Ordnungsgemäßer Zustand: Wann muss die WEG bauliche Fehler beheben?

Immer wieder erleben Wohnungseigentümer, dass Teile des Gemeinschaftseigentums – wie Tiefgarage, Außenanlagen oder Flure – nicht exakt den Vorgaben aus der Teilungs­erklärung oder dem Bauplan entsprechen. Was tun, wenn ein geplanter PKW-Stellplatz plötzlich durch eine fehlplatzierten Mauer unbrauchbar wird? Kann der einzelne Eigentümer verlangen, dass die Gemeinschaft das Problem korrigiert und alles wie ursprünglich geplant herstellt?

Das Landgericht München I hat mit Urteil vom 20.10.2022 (Az. 36 S 1546/22) eine wichtige Entscheidung zur Durchsetzung von Ansprüchen auf plangerechte Herstellung des Gemeinschaftseigentums getroffen. Der Fall zeigt exemplarisch, welche Rechte Wohnungseigentümer haben, wenn bauliche Ausführungen von den ursprünglichen Plänen abweichen.

Worum ging es?

Der Kläger erwarb 2019 eine Wohnung sowie zwei nebeneinanderliegende PKW-Stellplätze (Nr. 22 und 23) in einer Tiefgarage. Zwischen seinem Stellplatz und der Tiefgarageneinfahrt befand sich eine Trennmauer, die nach dem Aufteilungsplan nicht vorgesehen war. In der Teilungserklärung wurden die Stellplätze als „PKW-Boxen“ bezeichnet, im Aufteilungsplan hingegen als „Einzelgaragen“ ohne trennende Mauern dargestellt. Der Eigentümer stellte einen Antrag auf Entfernung der Mauer, da diese seine Nutzung der Stellplätze erheblich beeinträchtigte – insbesondere beim Rangieren war die planwidrige Mauer hinderlich.

Die Argumente der Parteien

Der Kläger berief sich auf die Teilungserklärung und den Aufteilungsplan. Die Mauer sei planwidrig errichtet worden und beeinträchtige die bestimmungsgemäße Nutzung seiner Stellplätze. Als einzelner Wohnungseigentümer habe er einen Anspruch darauf, dass das Gemeinschaftseigentum entsprechend den ursprünglichen Plänen hergestellt werde.
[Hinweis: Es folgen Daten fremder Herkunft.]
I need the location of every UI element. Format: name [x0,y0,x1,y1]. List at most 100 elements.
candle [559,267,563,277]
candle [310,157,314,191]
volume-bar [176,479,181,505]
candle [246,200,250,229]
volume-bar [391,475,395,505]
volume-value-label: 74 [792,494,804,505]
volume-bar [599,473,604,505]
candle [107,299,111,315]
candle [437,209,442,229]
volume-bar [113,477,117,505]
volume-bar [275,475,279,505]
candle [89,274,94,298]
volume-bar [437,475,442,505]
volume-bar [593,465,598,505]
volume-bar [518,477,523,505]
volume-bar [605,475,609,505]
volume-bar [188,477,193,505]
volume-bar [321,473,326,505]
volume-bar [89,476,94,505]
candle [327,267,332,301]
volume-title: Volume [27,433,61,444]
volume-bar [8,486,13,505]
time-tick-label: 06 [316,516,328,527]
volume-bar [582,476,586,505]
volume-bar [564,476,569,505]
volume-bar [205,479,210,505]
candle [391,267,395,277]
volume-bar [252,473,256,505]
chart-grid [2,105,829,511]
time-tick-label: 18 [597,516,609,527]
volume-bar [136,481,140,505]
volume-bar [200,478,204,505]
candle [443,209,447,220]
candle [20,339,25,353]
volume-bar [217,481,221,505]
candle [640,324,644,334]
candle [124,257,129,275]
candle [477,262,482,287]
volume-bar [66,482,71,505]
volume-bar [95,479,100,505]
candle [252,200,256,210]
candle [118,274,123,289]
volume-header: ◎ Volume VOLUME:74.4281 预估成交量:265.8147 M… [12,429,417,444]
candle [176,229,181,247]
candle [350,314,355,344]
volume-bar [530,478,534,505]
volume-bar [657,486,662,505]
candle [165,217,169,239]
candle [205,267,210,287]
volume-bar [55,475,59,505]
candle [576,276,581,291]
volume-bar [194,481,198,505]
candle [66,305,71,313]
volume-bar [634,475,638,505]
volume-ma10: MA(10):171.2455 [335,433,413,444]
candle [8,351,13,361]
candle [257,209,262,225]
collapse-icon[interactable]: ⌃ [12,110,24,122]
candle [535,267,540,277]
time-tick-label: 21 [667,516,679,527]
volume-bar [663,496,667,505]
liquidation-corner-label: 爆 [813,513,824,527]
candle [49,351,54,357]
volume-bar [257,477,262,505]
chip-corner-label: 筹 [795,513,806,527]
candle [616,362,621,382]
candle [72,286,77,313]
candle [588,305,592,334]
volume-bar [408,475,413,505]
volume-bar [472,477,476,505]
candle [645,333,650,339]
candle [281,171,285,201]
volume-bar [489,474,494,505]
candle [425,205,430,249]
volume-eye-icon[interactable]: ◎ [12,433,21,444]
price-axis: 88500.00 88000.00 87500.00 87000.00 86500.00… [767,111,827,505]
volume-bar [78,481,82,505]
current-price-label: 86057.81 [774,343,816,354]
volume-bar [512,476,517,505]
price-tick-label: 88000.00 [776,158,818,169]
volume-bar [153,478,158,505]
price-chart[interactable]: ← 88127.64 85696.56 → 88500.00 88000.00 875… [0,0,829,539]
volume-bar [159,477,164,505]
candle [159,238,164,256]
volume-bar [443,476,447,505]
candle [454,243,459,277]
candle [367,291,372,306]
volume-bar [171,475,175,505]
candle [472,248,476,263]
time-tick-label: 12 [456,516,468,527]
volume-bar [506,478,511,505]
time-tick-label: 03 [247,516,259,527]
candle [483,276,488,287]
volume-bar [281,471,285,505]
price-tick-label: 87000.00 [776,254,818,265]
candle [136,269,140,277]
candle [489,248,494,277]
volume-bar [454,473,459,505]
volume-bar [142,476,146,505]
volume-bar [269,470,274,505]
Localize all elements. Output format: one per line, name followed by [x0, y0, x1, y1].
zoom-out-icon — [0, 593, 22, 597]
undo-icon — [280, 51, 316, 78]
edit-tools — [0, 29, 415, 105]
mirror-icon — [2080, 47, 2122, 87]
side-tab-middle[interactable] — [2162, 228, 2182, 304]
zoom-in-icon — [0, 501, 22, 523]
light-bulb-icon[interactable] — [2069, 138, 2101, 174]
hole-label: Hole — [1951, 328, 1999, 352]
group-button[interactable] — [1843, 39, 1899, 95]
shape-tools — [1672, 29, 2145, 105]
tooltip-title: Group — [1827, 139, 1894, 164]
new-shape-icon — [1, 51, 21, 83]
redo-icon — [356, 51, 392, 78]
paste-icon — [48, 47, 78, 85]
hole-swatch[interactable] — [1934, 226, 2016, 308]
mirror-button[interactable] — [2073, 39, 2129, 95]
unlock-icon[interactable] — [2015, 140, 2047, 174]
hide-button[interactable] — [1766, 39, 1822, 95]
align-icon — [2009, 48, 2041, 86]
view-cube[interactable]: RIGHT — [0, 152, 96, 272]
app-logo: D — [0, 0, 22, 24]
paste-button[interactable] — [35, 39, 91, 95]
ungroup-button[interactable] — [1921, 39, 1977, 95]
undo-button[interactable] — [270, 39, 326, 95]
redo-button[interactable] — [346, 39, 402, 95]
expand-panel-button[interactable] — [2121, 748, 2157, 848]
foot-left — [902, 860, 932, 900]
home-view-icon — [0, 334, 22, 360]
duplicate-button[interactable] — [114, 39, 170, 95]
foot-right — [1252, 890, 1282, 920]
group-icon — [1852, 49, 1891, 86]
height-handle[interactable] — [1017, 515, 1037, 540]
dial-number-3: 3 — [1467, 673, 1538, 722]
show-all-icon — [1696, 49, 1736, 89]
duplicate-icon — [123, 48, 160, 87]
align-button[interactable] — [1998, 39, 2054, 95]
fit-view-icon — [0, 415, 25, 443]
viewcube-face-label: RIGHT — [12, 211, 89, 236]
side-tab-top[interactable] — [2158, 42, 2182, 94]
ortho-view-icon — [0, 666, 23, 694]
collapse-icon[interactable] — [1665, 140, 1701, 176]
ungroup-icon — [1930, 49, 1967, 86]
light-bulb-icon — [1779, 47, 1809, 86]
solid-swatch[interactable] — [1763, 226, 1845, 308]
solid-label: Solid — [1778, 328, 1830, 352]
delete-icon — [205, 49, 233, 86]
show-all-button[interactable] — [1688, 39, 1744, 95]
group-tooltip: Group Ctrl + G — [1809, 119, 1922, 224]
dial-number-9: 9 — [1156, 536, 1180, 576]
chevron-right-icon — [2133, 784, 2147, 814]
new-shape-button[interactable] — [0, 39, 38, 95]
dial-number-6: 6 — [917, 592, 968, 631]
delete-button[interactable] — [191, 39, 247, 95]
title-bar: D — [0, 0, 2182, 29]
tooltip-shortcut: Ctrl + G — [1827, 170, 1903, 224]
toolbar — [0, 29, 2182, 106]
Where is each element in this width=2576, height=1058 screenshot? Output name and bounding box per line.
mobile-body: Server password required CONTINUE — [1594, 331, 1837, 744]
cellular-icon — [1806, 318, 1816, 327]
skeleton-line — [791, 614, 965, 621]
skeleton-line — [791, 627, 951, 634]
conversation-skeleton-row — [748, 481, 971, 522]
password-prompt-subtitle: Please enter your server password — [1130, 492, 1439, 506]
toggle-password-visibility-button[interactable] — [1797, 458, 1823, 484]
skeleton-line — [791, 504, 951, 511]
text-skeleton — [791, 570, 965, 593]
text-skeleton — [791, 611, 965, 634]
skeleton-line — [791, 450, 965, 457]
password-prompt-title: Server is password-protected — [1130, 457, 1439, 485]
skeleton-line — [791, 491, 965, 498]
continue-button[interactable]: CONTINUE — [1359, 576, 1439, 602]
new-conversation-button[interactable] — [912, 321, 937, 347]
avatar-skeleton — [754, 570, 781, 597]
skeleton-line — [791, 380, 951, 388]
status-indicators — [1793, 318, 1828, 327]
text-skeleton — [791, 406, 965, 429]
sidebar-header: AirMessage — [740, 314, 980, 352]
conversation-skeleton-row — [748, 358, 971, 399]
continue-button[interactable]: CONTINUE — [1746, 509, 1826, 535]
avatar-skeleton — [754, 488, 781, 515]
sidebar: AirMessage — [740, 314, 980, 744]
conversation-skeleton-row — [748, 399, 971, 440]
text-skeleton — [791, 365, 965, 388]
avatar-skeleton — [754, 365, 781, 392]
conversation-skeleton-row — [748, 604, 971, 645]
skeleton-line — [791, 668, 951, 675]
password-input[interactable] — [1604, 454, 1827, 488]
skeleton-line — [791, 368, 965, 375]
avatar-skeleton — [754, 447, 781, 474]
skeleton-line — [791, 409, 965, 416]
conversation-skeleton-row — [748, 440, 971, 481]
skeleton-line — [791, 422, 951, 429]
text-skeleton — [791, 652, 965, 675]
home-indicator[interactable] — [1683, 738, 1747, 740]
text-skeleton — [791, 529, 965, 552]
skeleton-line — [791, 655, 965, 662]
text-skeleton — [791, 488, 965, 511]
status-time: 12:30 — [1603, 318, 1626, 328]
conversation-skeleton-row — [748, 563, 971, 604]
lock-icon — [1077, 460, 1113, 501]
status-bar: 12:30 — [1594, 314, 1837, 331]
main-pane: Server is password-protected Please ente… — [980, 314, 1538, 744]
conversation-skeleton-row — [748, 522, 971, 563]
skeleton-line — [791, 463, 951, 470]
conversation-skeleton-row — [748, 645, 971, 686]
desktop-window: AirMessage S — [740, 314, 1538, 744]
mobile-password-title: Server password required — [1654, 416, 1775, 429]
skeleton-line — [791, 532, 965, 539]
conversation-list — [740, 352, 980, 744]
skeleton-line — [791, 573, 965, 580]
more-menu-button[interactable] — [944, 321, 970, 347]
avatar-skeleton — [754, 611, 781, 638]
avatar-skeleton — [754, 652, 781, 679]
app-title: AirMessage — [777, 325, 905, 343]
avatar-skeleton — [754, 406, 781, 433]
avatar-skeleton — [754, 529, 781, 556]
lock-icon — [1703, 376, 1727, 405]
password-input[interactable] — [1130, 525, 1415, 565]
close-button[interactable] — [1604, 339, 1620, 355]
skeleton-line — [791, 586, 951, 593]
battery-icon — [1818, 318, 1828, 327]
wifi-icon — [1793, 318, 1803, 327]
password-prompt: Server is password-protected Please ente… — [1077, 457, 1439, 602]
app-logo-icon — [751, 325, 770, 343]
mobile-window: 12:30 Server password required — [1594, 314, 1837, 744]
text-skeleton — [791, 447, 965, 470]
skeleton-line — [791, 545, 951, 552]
Die beklagte Eigentümergemeinschaft argumentierte, bei Erwerb vom Bauträger sei den Erstkäufern bekannt gewesen, dass eine Trennmauer eingezogen werde. Dieser Zustand sei damit als Soll-Zustand vereinbart worden. Zudem habe die WEG durch den Negativbeschluss in der Eigentümerversammlung vom 26.07.2021 den damaligen Errichtungszustand nachträglich als ordnungsgemäß bestätigt. Die Mauer diene auch praktischen Zwecken, etwa als Halterung für den Lichtschalter der Garage.

Die Begründung des Gerichts

Das Landgericht München I gab dem Kläger recht und stützte sich dabei auf die etablierte BGH-Rechtsprechung. Die Richter stellten fest: Jeder Wohnungseigentümer hat grundsätzlich einen Anspruch gegen die Gemeinschaft auf erstmalige plangerechte Herstellung des Gemeinschaftseigentums nach §§ 18 Abs. 2 Nr. 1, 19 Abs. 2 Nr. 2 WEG. Dieser Anspruch umfasst auch die Beseitigung planwidriger baulicher Ausführungen, die bereits bei der Errichtung entstanden sind.

Das Gericht betonte, dass die Teilungserklärung und der Aufteilungsplan eindeutig keine Trennmauer zwischen Stellplatz und Zufahrt vorsahen. Der Begriff „PKW-Boxe“ in der Teilungserklärung könne nicht automatisch als Rechtfertigung für eine Mauer gedeutet werden, da auch andere Stellplätze ohne Trennwände als „Boxen“ bezeichnet wurden. Der bloße Negativbeschluss der Eigentümerversammlung reiche nicht aus, um den Anspruch auf plangerechte Herstellung zu beseitigen – hierzu wäre ein positiver Beschluss erforderlich, der den Soll-Zustand bewusst ändert.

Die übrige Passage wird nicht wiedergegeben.